After she received the news that she had lupus, Klink immediately went into action and decided to become an advocate to fight the elusive disease. That doesn't mean, however, that she didn't need help.

"I knew I needed some some mental support from an organization that understood lupus," Klink said. So she got in touch with the NLFA.

That's when Klink met Jessica Orr, the NLFA Development Coordinator. Klink said Orr has been vital to her efforts, even putting Klink in touch with a support person who also has lupus.

"I'm inspired every day working with this community," Orr said. "They are strong, loyal to each other, they're just a group of people that you want to be around."

Orr said the NLFA exists to improve the quality of life for all people affected by lupus through research, education, advocacy, and raising funds. The organization's yearly "Walk to End Lupus Now" is typically held in May, but has been changed to Oct. 10—with a twist.

"It's a virtual walk this year," Orr explained. "It's from coast-to-coast, it's a 5K, and we're excited because we can get people across the country to participate all together now. It's opened a nice avenue for us."

Klink said she plans to walk with a group of local supporters and friends, including her husband, Steven, and dog, Thor.

"We're going to be walking within our neighborhood because we have the social distance," she said. "But you you can pick any area you want, you can even drive somewhere and do the walk."

Her lupus diagnosis was difficult, and Klink acknowledged that dealing with the disease creates challenges.
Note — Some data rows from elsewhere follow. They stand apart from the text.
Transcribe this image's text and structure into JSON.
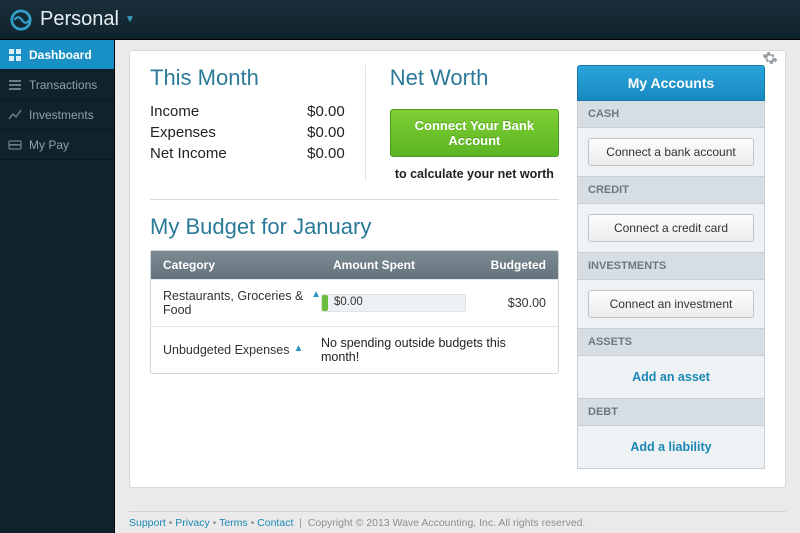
{
  "header": {
    "brand": "Personal"
  },
  "sidebar": {
    "items": [
      {
        "label": "Dashboard"
      },
      {
        "label": "Transactions"
      },
      {
        "label": "Investments"
      },
      {
        "label": "My Pay"
      }
    ]
  },
  "month": {
    "title": "This Month",
    "rows": [
      {
        "label": "Income",
        "value": "$0.00"
      },
      {
        "label": "Expenses",
        "value": "$0.00"
      },
      {
        "label": "Net Income",
        "value": "$0.00"
      }
    ]
  },
  "networth": {
    "title": "Net Worth",
    "button": "Connect Your Bank Account",
    "subtitle": "to calculate your net worth"
  },
  "budget": {
    "title": "My Budget for January",
    "headers": {
      "col1": "Category",
      "col2": "Amount Spent",
      "col3": "Budgeted"
    },
    "rows": [
      {
        "category": "Restaurants, Groceries & Food",
        "spent_label": "$0.00",
        "budgeted": "$30.00",
        "is_msg": false
      },
      {
        "category": "Unbudgeted Expenses",
        "message": "No spending outside budgets this month!",
        "is_msg": true
      }
    ]
  },
  "accounts": {
    "title": "My Accounts",
    "sections": [
      {
        "head": "CASH",
        "type": "button",
        "label": "Connect a bank account"
      },
      {
        "head": "CREDIT",
        "type": "button",
        "label": "Connect a credit card"
      },
      {
        "head": "INVESTMENTS",
        "type": "button",
        "label": "Connect an investment"
      },
      {
        "head": "ASSETS",
        "type": "link",
        "label": "Add an asset"
      },
      {
        "head": "DEBT",
        "type": "link",
        "label": "Add a liability"
      }
    ]
  },
  "footer": {
    "links": [
      "Support",
      "Privacy",
      "Terms",
      "Contact"
    ],
    "copyright": "Copyright © 2013 Wave Accounting, Inc. All rights reserved."
  }
}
But she added that she's focused on the future, and that includes not just staying healthy herself, but helping others.

"I'm sad," Klink said, "but at the same time, I'm extremely motivated by this community of people out there that are so strong. My goal right now is to take my diagnosis and share the story with all those around me, because so many people might be struggling with this and not know it."